Real estate prices remain a hot topic for Canadians, especially in the context of affordability and market stability. And with an average home sale price of $472,247, Canadians are no strangers to expensive housing. In one of their latest studies, researchers at Point2 Homes decided to delve deeper into the topic of high-end housing to see exactly how much luxury real estate was available on the market, and the implications to consumers.
By looking into the number of homes listed for sale priced $1 million and above, and comparing it to the overall offerings of Canada’s 50 largest cities, Point2 Homes calculated the luxury home concentration for each city, also known as the luxury ratio.
Hover your mouse over each bar to see where each city stands:
To nobody’s surprise, Vancouver is firmly entrenched as Canada’s ultimate leader in luxury real estate, with 76 per cent of all homes for sale listed for $1 million and above. Furthermore, the Greater Vancouver cities of Burnaby, Coquitlam and Richmond also rank among the nation’s top five markets, when it comes to the luxury home ratio. However, the Greater Toronto Area’s luxury market also shows its muscles, as Richmond Hill came second in our ranking, with 67 per cent of all listed homes sporting prices above the $1 million threshold.
Despite market stabilization, GTA luxury offerings still abound
While Toronto itself is only #13 on our list, with a 29 per cent luxury ratio, it’s important to bear in mind that the Toronto real estate market boasts an overall for-sale inventory of 6,232 properties, about three times that of Vancouver. At the same time, the two real estate giants have approximately the same number of luxury listings – circa 1,800 properties.
The province of Ontario itself is fruitful ground for luxury real estate, with 23 cities on our list, most notably Richmond Hill as the runner-up for highest concentration of luxury homes vs average-priced properties.
The York Region’s Vaughan also ranks among the top 10, coming in eighth with 51 per cent of all listings above $1 million. Oakville and Markham came in sixth, both sporting a 54 per cent luxury ratio. Overall, the real estate markets of four cities in the 905 are more than 50 per cent composed of luxury listings. The GTA’s Burlington, Mississauga, Milton, and Whitby are also among Canada’s top 20 cities in terms of luxury home ratios, and are joined by Hamilton as well.
Although Vancouver also maintains a leading position in the uber-luxury category of homes priced $5 million and above, the runner-up, Toronto, remains a competitor to contend with – although the GTA’s recent real estate slump might change future outlooks.

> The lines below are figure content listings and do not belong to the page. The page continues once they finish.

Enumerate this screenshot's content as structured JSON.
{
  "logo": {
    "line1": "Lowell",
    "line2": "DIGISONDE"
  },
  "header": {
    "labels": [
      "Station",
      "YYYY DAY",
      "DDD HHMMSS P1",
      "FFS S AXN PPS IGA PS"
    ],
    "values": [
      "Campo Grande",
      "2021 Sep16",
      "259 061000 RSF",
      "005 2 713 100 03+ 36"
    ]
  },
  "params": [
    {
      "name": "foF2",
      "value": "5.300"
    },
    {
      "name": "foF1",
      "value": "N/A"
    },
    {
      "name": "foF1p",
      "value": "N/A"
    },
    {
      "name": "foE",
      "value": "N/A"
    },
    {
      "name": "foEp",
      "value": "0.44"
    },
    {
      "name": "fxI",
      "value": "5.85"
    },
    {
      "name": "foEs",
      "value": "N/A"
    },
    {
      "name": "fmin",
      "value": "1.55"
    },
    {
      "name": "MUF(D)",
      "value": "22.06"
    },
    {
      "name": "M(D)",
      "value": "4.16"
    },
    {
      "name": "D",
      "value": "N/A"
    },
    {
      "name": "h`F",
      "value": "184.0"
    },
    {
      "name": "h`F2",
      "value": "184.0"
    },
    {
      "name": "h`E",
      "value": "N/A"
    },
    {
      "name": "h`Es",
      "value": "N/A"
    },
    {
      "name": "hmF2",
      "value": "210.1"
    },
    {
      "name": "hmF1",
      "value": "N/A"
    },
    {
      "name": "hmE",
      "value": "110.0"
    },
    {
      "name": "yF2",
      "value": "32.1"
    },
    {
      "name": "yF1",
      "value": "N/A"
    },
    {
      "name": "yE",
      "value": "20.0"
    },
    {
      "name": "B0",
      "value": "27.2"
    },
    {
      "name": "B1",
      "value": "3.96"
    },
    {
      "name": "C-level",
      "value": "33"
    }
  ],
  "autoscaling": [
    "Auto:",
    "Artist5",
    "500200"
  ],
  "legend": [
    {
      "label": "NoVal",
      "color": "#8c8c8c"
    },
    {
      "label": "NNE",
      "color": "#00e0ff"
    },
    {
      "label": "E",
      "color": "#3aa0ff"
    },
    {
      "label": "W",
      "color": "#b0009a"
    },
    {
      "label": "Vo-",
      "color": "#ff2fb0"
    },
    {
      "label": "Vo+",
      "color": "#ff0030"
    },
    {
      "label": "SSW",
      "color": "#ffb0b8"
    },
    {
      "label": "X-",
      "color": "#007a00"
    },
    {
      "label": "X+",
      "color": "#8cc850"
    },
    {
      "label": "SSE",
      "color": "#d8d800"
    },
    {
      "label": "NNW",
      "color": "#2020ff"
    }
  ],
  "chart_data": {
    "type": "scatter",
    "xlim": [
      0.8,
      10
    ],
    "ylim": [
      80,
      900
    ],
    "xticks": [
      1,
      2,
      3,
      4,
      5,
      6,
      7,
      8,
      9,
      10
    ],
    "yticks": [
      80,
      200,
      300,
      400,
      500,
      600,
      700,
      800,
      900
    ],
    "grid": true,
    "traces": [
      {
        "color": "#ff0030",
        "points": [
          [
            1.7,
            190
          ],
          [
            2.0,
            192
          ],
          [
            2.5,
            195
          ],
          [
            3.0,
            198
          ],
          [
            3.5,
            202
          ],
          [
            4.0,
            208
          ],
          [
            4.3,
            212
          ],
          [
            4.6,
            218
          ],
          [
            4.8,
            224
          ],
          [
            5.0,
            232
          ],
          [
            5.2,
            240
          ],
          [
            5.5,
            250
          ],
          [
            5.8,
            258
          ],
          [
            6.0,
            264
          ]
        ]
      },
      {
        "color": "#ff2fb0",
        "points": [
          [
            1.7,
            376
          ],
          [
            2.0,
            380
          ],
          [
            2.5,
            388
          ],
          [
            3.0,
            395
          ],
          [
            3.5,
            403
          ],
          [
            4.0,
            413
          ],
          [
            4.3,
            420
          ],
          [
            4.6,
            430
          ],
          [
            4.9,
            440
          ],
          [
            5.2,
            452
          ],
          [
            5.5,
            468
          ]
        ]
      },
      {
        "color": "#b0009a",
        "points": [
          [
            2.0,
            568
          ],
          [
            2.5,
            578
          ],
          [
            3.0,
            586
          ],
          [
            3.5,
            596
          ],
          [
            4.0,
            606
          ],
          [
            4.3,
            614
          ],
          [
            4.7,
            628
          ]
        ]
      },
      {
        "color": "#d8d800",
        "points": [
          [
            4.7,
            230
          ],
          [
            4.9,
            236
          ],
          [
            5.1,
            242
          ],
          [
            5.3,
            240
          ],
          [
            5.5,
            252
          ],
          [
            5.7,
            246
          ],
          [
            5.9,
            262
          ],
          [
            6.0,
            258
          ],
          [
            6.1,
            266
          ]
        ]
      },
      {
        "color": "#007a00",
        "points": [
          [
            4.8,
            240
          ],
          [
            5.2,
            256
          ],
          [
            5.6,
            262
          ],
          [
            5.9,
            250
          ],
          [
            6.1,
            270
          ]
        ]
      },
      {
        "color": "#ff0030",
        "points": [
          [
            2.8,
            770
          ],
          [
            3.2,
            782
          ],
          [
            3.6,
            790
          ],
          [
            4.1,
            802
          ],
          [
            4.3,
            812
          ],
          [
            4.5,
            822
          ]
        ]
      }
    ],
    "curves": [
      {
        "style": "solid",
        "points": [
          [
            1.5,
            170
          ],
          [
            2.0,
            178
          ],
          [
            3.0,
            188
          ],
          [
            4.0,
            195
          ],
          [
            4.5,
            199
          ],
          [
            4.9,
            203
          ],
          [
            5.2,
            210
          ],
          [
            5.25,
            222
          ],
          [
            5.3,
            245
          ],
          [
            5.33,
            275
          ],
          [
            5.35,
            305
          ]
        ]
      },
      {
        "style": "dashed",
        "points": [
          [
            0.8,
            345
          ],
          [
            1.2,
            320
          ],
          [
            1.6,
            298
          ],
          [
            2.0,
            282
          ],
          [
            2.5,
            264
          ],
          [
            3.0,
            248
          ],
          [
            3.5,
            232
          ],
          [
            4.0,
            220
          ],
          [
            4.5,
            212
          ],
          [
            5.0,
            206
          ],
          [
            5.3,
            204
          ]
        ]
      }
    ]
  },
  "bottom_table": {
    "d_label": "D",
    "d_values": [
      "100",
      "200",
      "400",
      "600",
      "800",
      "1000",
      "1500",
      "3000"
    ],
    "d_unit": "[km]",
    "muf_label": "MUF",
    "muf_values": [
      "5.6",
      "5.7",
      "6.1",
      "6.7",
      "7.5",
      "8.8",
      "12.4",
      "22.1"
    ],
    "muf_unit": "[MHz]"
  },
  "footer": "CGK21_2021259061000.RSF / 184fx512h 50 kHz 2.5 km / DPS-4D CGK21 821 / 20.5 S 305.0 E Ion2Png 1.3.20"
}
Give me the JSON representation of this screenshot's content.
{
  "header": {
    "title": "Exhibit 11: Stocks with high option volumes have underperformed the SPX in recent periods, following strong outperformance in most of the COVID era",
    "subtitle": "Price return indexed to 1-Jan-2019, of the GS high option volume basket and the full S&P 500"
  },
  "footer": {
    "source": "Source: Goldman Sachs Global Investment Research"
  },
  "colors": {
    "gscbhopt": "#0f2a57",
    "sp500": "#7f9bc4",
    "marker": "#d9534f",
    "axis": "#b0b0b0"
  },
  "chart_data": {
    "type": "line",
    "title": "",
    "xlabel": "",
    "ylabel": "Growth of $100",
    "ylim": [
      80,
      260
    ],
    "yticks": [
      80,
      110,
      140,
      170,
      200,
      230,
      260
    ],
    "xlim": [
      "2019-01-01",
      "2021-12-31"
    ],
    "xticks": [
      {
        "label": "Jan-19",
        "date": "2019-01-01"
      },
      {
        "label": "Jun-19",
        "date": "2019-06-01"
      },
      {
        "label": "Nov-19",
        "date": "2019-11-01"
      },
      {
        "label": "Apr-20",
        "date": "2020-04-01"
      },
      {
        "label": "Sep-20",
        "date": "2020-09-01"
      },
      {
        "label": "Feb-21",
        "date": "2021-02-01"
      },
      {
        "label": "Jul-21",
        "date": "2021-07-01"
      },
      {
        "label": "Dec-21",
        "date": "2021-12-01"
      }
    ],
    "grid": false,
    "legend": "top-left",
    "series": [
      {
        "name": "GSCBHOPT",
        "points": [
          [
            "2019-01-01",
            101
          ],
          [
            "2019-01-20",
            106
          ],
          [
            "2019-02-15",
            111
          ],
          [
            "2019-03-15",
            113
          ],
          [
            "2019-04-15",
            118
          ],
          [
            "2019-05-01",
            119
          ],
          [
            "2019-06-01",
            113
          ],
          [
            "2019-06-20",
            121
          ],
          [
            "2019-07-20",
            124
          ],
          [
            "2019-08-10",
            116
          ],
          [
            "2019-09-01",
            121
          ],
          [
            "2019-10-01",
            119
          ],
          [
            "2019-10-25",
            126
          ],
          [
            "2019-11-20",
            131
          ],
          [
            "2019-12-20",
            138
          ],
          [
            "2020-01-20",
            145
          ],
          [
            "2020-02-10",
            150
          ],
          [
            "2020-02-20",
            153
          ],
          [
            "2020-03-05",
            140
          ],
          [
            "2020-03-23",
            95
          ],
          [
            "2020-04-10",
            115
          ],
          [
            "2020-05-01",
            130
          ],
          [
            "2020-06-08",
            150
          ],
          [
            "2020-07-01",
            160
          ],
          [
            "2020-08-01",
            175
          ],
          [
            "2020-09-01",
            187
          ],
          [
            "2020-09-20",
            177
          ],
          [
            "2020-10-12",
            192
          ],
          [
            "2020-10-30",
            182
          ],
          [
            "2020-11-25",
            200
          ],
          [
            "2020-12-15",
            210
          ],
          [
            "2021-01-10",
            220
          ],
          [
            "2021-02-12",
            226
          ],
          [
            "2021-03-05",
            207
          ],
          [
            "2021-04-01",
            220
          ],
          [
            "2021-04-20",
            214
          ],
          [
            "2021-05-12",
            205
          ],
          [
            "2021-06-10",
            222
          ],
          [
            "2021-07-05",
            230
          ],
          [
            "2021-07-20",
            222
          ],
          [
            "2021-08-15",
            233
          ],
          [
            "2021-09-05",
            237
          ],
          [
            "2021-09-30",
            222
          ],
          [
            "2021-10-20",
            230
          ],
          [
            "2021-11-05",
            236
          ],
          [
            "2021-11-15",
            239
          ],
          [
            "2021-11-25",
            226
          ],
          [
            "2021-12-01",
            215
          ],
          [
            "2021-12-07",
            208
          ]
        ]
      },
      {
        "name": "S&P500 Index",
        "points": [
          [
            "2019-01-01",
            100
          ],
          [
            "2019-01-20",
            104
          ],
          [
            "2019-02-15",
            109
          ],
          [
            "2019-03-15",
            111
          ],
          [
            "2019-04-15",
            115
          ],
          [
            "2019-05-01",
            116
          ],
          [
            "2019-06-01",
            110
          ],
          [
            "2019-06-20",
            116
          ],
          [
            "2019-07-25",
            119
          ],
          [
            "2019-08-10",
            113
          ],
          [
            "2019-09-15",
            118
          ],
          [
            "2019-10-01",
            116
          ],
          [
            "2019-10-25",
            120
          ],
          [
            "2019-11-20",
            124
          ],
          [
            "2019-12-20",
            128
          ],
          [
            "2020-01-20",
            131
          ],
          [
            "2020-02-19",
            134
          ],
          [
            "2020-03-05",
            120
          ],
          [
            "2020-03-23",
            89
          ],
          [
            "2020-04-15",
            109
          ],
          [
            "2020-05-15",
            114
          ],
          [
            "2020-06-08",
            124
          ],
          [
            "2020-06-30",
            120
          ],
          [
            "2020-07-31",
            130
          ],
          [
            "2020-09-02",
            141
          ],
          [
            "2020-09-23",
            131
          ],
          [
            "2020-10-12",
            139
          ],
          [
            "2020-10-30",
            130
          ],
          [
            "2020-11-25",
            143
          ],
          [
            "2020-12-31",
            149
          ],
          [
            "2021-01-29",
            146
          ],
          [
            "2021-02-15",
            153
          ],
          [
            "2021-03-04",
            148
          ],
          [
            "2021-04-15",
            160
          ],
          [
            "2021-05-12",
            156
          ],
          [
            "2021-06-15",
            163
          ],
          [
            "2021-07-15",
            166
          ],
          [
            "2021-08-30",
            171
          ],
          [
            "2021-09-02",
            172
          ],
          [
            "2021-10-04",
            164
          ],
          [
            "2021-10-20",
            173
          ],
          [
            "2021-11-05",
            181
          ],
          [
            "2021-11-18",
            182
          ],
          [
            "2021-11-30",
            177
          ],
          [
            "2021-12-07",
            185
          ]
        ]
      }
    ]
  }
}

Similarly to the luxury ratio, we calculated the uber-luxury ratio by tallying the number of properties priced $5 million and above and comparing it to the overall supply in Canada’s largest cities. Only 23 of the country’s most significant cities offer homes at this price point. You can hover your cursor above the chart below to see the exact numbers.
GTA challenges Vancouver in ultra-luxury category
With 11 per cent of all Vancouver homes for sale listed for over $5 million, the west coast powerhouse easily ranks as the most expensive city in Canada. In fact, most countrywide rankings of the top-most expensive homes tend to be dominated by Vancouver listings or properties from cities in the surrounding area, like Langley. This British Columbia city ranks second nationwide, with 2.2 per cent of all active listings being uber-luxury homes.
However, looking at sheer property numbers, it becomes obvious that Toronto is the true uber-luxury runner up, despite having a ratio of only 1.5 per cent. Overall, the Toronto luxury real estate market currently boasts 94 properties above the uber-luxury threshold, surpassed only by Vancouver with 214 properties.
Greater Toronto also took Greater Vancouver on – while the latter features five municipalities in our top 20 uber-luxury ranking, the GTA boasts eight in the form of Toronto, Richmond Hill, Oakville, Vaughan, Milton, Burlington, Markham and Mississauga.